C’est important car il est encore difficile de réunir des financements pour un film si l’on ne dépend pas d’un groupe démographique masculin blanc, de classe moyenne. En Grande-Bretagne et en Irlande, Seulement 16% des 718 films sortis en salles en 2025 réalisé ou co-réalisé par des cinéastes féminines ou non binaires.

En juillet, j’ai travaillé ensemble INTELLIGENTFestival de cinéma sur smartphone d’une journée à Finsbury Park Picturehouse. Le festival célébrera les artistes qui ont été les pionniers de cette façon de travailler et qui, malgré les obstacles, ont terminé leurs films. je serai également examiné Carte mèresuivi d’une séance de questions-réponses avec mon fils Jim et moi.

Le programme s’étend des courts métrages DIY sans budget aux longs métrages de renommée internationale. Cela incluait Shih-Ching Tsou Une fille gauchère (2025), le réalisateur de Mandarin Sean Baker, qui a remporté un Oscar pour Anora en 2025, a co-écrit et réalisé Mandarin sur iPhone avec une petite équipe ingénieuse.

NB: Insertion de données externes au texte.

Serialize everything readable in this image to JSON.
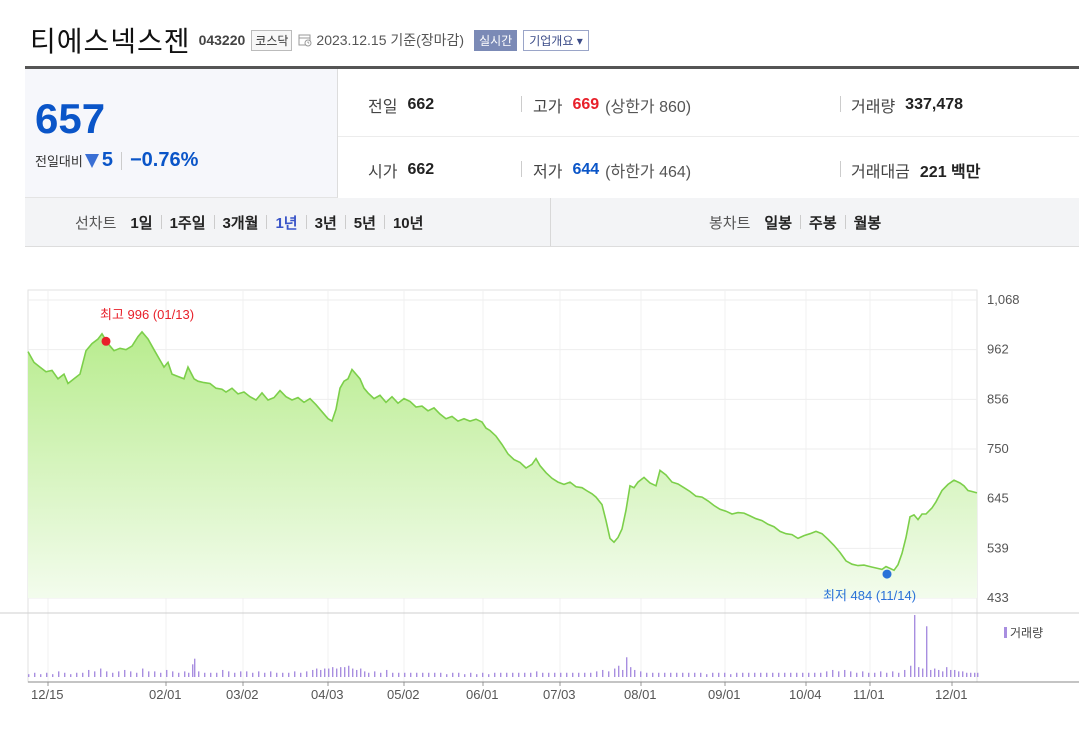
{
  "header": {
    "company_name": "티에스넥스젠",
    "stock_code": "043220",
    "market": "코스닥",
    "base_date": "2023.12.15 기준(장마감)",
    "realtime_label": "실시간",
    "company_info_label": "기업개요 ▾"
  },
  "quote": {
    "price": "657",
    "change_label": "전일대비",
    "change_amount": "5",
    "change_rate": "−0.76%",
    "prev_close": {
      "label": "전일",
      "value": "662"
    },
    "high": {
      "label": "고가",
      "value": "669",
      "sub": "(상한가 860)"
    },
    "volume": {
      "label": "거래량",
      "value": "337,478"
    },
    "open": {
      "label": "시가",
      "value": "662"
    },
    "low": {
      "label": "저가",
      "value": "644",
      "sub": "(하한가 464)"
    },
    "trade_value": {
      "label": "거래대금",
      "value": "221 백만"
    }
  },
  "period_tabs": {
    "line_label": "선차트",
    "line_periods": [
      "1일",
      "1주일",
      "3개월",
      "1년",
      "3년",
      "5년",
      "10년"
    ],
    "active_period": "1년",
    "candle_label": "봉차트",
    "candle_periods": [
      "일봉",
      "주봉",
      "월봉"
    ]
  },
  "colors": {
    "price_up": "#e8202a",
    "price_down": "#0a55c8",
    "line": "#7ccf4a",
    "area_top": "#b8ec8e",
    "area_bottom": "#f3fced",
    "volume_bar": "#a88ee0"
  },
  "chart_data": {
    "type": "area",
    "ylim": [
      433,
      1068
    ],
    "yticks": [
      "1,068",
      "962",
      "856",
      "750",
      "645",
      "539",
      "433"
    ],
    "xticks": [
      "12/15",
      "02/01",
      "03/02",
      "04/03",
      "05/02",
      "06/01",
      "07/03",
      "08/01",
      "09/01",
      "10/04",
      "11/01",
      "12/01"
    ],
    "grid": true,
    "high_annotation": "최고 996 (01/13)",
    "low_annotation": "최저 484 (11/14)",
    "volume_legend": "거래량",
    "price_series": [
      [
        0,
        958
      ],
      [
        6,
        935
      ],
      [
        12,
        925
      ],
      [
        18,
        915
      ],
      [
        24,
        918
      ],
      [
        30,
        900
      ],
      [
        36,
        910
      ],
      [
        40,
        890
      ],
      [
        46,
        900
      ],
      [
        52,
        910
      ],
      [
        58,
        960
      ],
      [
        64,
        975
      ],
      [
        70,
        985
      ],
      [
        74,
        996
      ],
      [
        80,
        975
      ],
      [
        86,
        960
      ],
      [
        92,
        965
      ],
      [
        98,
        962
      ],
      [
        104,
        970
      ],
      [
        110,
        990
      ],
      [
        114,
        1000
      ],
      [
        120,
        985
      ],
      [
        126,
        962
      ],
      [
        132,
        940
      ],
      [
        136,
        925
      ],
      [
        140,
        935
      ],
      [
        144,
        910
      ],
      [
        150,
        905
      ],
      [
        156,
        900
      ],
      [
        160,
        925
      ],
      [
        166,
        900
      ],
      [
        170,
        895
      ],
      [
        176,
        892
      ],
      [
        182,
        890
      ],
      [
        188,
        880
      ],
      [
        194,
        878
      ],
      [
        198,
        872
      ],
      [
        204,
        880
      ],
      [
        210,
        868
      ],
      [
        216,
        872
      ],
      [
        222,
        862
      ],
      [
        228,
        855
      ],
      [
        234,
        870
      ],
      [
        240,
        855
      ],
      [
        246,
        860
      ],
      [
        252,
        875
      ],
      [
        258,
        862
      ],
      [
        264,
        855
      ],
      [
        270,
        860
      ],
      [
        276,
        850
      ],
      [
        282,
        858
      ],
      [
        288,
        845
      ],
      [
        294,
        830
      ],
      [
        300,
        815
      ],
      [
        304,
        810
      ],
      [
        308,
        835
      ],
      [
        312,
        880
      ],
      [
        316,
        895
      ],
      [
        320,
        900
      ],
      [
        324,
        920
      ],
      [
        328,
        910
      ],
      [
        332,
        900
      ],
      [
        336,
        880
      ],
      [
        340,
        870
      ],
      [
        346,
        858
      ],
      [
        352,
        865
      ],
      [
        358,
        850
      ],
      [
        364,
        862
      ],
      [
        370,
        848
      ],
      [
        376,
        858
      ],
      [
        382,
        852
      ],
      [
        388,
        840
      ],
      [
        394,
        842
      ],
      [
        400,
        832
      ],
      [
        406,
        838
      ],
      [
        412,
        825
      ],
      [
        418,
        815
      ],
      [
        424,
        820
      ],
      [
        430,
        810
      ],
      [
        436,
        815
      ],
      [
        442,
        810
      ],
      [
        448,
        814
      ],
      [
        454,
        808
      ],
      [
        458,
        795
      ],
      [
        462,
        790
      ],
      [
        468,
        778
      ],
      [
        474,
        760
      ],
      [
        480,
        740
      ],
      [
        486,
        728
      ],
      [
        492,
        722
      ],
      [
        498,
        710
      ],
      [
        504,
        718
      ],
      [
        508,
        730
      ],
      [
        512,
        715
      ],
      [
        518,
        700
      ],
      [
        524,
        688
      ],
      [
        530,
        680
      ],
      [
        536,
        675
      ],
      [
        542,
        680
      ],
      [
        548,
        670
      ],
      [
        554,
        668
      ],
      [
        560,
        660
      ],
      [
        564,
        655
      ],
      [
        568,
        648
      ],
      [
        574,
        632
      ],
      [
        578,
        598
      ],
      [
        582,
        560
      ],
      [
        586,
        552
      ],
      [
        590,
        562
      ],
      [
        594,
        580
      ],
      [
        598,
        620
      ],
      [
        602,
        672
      ],
      [
        606,
        668
      ],
      [
        610,
        680
      ],
      [
        616,
        690
      ],
      [
        622,
        678
      ],
      [
        628,
        672
      ],
      [
        632,
        705
      ],
      [
        638,
        695
      ],
      [
        644,
        680
      ],
      [
        650,
        676
      ],
      [
        656,
        668
      ],
      [
        662,
        660
      ],
      [
        668,
        650
      ],
      [
        674,
        648
      ],
      [
        680,
        640
      ],
      [
        686,
        630
      ],
      [
        692,
        622
      ],
      [
        698,
        618
      ],
      [
        704,
        612
      ],
      [
        710,
        615
      ],
      [
        716,
        614
      ],
      [
        722,
        608
      ],
      [
        728,
        602
      ],
      [
        734,
        598
      ],
      [
        740,
        590
      ],
      [
        746,
        585
      ],
      [
        752,
        575
      ],
      [
        758,
        570
      ],
      [
        764,
        568
      ],
      [
        770,
        560
      ],
      [
        776,
        566
      ],
      [
        782,
        570
      ],
      [
        788,
        575
      ],
      [
        794,
        570
      ],
      [
        800,
        558
      ],
      [
        806,
        545
      ],
      [
        812,
        530
      ],
      [
        818,
        512
      ],
      [
        824,
        505
      ],
      [
        830,
        502
      ],
      [
        836,
        503
      ],
      [
        842,
        500
      ],
      [
        848,
        497
      ],
      [
        854,
        494
      ],
      [
        858,
        500
      ],
      [
        862,
        496
      ],
      [
        866,
        492
      ],
      [
        870,
        504
      ],
      [
        874,
        528
      ],
      [
        878,
        562
      ],
      [
        882,
        606
      ],
      [
        886,
        610
      ],
      [
        890,
        600
      ],
      [
        894,
        612
      ],
      [
        898,
        612
      ],
      [
        904,
        625
      ],
      [
        908,
        638
      ],
      [
        914,
        662
      ],
      [
        920,
        675
      ],
      [
        926,
        684
      ],
      [
        932,
        678
      ],
      [
        936,
        672
      ],
      [
        940,
        662
      ],
      [
        944,
        660
      ],
      [
        949,
        657
      ]
    ],
    "volume_series": [
      [
        0,
        2
      ],
      [
        6,
        3
      ],
      [
        12,
        2
      ],
      [
        18,
        3
      ],
      [
        24,
        2
      ],
      [
        30,
        4
      ],
      [
        36,
        3
      ],
      [
        42,
        2
      ],
      [
        48,
        3
      ],
      [
        54,
        3
      ],
      [
        60,
        5
      ],
      [
        66,
        4
      ],
      [
        72,
        6
      ],
      [
        78,
        4
      ],
      [
        84,
        3
      ],
      [
        90,
        4
      ],
      [
        96,
        5
      ],
      [
        102,
        4
      ],
      [
        108,
        3
      ],
      [
        114,
        6
      ],
      [
        120,
        4
      ],
      [
        126,
        4
      ],
      [
        132,
        3
      ],
      [
        138,
        5
      ],
      [
        144,
        4
      ],
      [
        150,
        3
      ],
      [
        156,
        4
      ],
      [
        160,
        3
      ],
      [
        164,
        9
      ],
      [
        166,
        13
      ],
      [
        170,
        4
      ],
      [
        176,
        3
      ],
      [
        182,
        3
      ],
      [
        188,
        3
      ],
      [
        194,
        5
      ],
      [
        200,
        4
      ],
      [
        206,
        3
      ],
      [
        212,
        4
      ],
      [
        218,
        4
      ],
      [
        224,
        3
      ],
      [
        230,
        4
      ],
      [
        236,
        3
      ],
      [
        242,
        4
      ],
      [
        248,
        3
      ],
      [
        254,
        3
      ],
      [
        260,
        3
      ],
      [
        266,
        4
      ],
      [
        272,
        3
      ],
      [
        278,
        4
      ],
      [
        284,
        5
      ],
      [
        288,
        6
      ],
      [
        292,
        5
      ],
      [
        296,
        6
      ],
      [
        300,
        6
      ],
      [
        304,
        7
      ],
      [
        308,
        6
      ],
      [
        312,
        7
      ],
      [
        316,
        7
      ],
      [
        320,
        8
      ],
      [
        324,
        6
      ],
      [
        328,
        5
      ],
      [
        332,
        6
      ],
      [
        336,
        4
      ],
      [
        340,
        3
      ],
      [
        346,
        4
      ],
      [
        352,
        3
      ],
      [
        358,
        5
      ],
      [
        364,
        3
      ],
      [
        370,
        3
      ],
      [
        376,
        3
      ],
      [
        382,
        3
      ],
      [
        388,
        3
      ],
      [
        394,
        3
      ],
      [
        400,
        3
      ],
      [
        406,
        3
      ],
      [
        412,
        3
      ],
      [
        418,
        2
      ],
      [
        424,
        3
      ],
      [
        430,
        3
      ],
      [
        436,
        2
      ],
      [
        442,
        3
      ],
      [
        448,
        2
      ],
      [
        454,
        3
      ],
      [
        460,
        2
      ],
      [
        466,
        3
      ],
      [
        472,
        3
      ],
      [
        478,
        3
      ],
      [
        484,
        3
      ],
      [
        490,
        3
      ],
      [
        496,
        3
      ],
      [
        502,
        3
      ],
      [
        508,
        4
      ],
      [
        514,
        3
      ],
      [
        520,
        3
      ],
      [
        526,
        3
      ],
      [
        532,
        3
      ],
      [
        538,
        3
      ],
      [
        544,
        3
      ],
      [
        550,
        3
      ],
      [
        556,
        3
      ],
      [
        562,
        3
      ],
      [
        568,
        4
      ],
      [
        574,
        5
      ],
      [
        580,
        4
      ],
      [
        586,
        6
      ],
      [
        590,
        8
      ],
      [
        594,
        5
      ],
      [
        598,
        14
      ],
      [
        602,
        7
      ],
      [
        606,
        5
      ],
      [
        612,
        4
      ],
      [
        618,
        3
      ],
      [
        624,
        3
      ],
      [
        630,
        3
      ],
      [
        636,
        3
      ],
      [
        642,
        3
      ],
      [
        648,
        3
      ],
      [
        654,
        3
      ],
      [
        660,
        3
      ],
      [
        666,
        3
      ],
      [
        672,
        3
      ],
      [
        678,
        2
      ],
      [
        684,
        3
      ],
      [
        690,
        3
      ],
      [
        696,
        3
      ],
      [
        702,
        2
      ],
      [
        708,
        3
      ],
      [
        714,
        3
      ],
      [
        720,
        3
      ],
      [
        726,
        3
      ],
      [
        732,
        3
      ],
      [
        738,
        3
      ],
      [
        744,
        3
      ],
      [
        750,
        3
      ],
      [
        756,
        3
      ],
      [
        762,
        3
      ],
      [
        768,
        3
      ],
      [
        774,
        3
      ],
      [
        780,
        3
      ],
      [
        786,
        3
      ],
      [
        792,
        3
      ],
      [
        798,
        4
      ],
      [
        804,
        5
      ],
      [
        810,
        4
      ],
      [
        816,
        5
      ],
      [
        822,
        4
      ],
      [
        828,
        3
      ],
      [
        834,
        4
      ],
      [
        840,
        3
      ],
      [
        846,
        3
      ],
      [
        852,
        4
      ],
      [
        858,
        3
      ],
      [
        864,
        4
      ],
      [
        870,
        3
      ],
      [
        876,
        5
      ],
      [
        882,
        8
      ],
      [
        886,
        44
      ],
      [
        890,
        7
      ],
      [
        894,
        6
      ],
      [
        898,
        36
      ],
      [
        902,
        5
      ],
      [
        906,
        6
      ],
      [
        910,
        5
      ],
      [
        914,
        4
      ],
      [
        918,
        7
      ],
      [
        922,
        5
      ],
      [
        926,
        5
      ],
      [
        930,
        4
      ],
      [
        934,
        4
      ],
      [
        938,
        3
      ],
      [
        942,
        3
      ],
      [
        946,
        3
      ],
      [
        949,
        3
      ]
    ]
  }
}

Tsou réalise des films avec Baker depuis 25 ans, mais The Left-Handed Girl est son premier long métrage qu’il a réalisé et co-écrit. Dans une récente interview, il a admis combien de temps il a fallu pour réaliser le film : “J’ai eu l’idée au début des années 2000. Tout le voyage est fou.”

Bande-annonce de Left Handed Girl.

Tsou est attiré par la liberté que les smartphones offrent aux cinéastes, mais ce qui l’intéresse, c’est leur accessibilité et leur intimité. Lorsqu’il a commencé à filmer au marché nocturne de Taipei, les producteurs taïwanais lui ont dit qu’il ne pouvait pas y filmer. “Ils ont tous dit qu’il fallait organiser le marché nocturne. Il fallait embaucher tous les figurants”, m’a-t-il dit. “Non, je ne pense pas que je le ferai.”

Au lieu de cela, il a pris la photo avec son iPhone 13, qu’il porte toujours avec lui aujourd’hui. Au début, l’équipage de 20 hommes et le gréement étaient trop grands pour attirer les spectateurs. Ce n’est qu’après que Tsou ait encore réduit l’équipe qu’il a réussi à capturer l’actrice Nina Ye alors qu’elle parcourait les magasins et les kiosques du marché nocturne alors que la vie quotidienne se poursuivait autour d’elle.

Tsou pense que l’excellente représentation du point de vue de l’enfant par la jeune fille gauchère est due à la dextérité du smartphone. “L’iPhone capture du ProRes 4K comme n’importe quel appareil photo professionnel, mais il est très petit. Il est très mobile, donc on peut s’en rapprocher. On peut être à son niveau.”

Dans le cadre du panel de cinéastes, plusieurs cinéastes débutent leur carrière en projetant des courts métrages au SMART. Le conseil de Tsou était simple : apprenez plus d’une compétence. “Vous devriez essayer d’écrire votre propre histoire et de créer votre propre scénario. Et essayer de monter votre propre histoire. Si vous possédez ces trois compétences de base, vous n’avez besoin de rien. Vous n’avez pas besoin d’argent.”

Aucun budget n’est donc plus une excuse. La réalisation de films sur smartphone ne résoudra pas les inégalités de l’industrie cinématographique. Mais cela permet également à davantage de cinéastes de réaliser un travail que l’industrie n’a pas été en mesure de guider et de soutenir autour d’eux.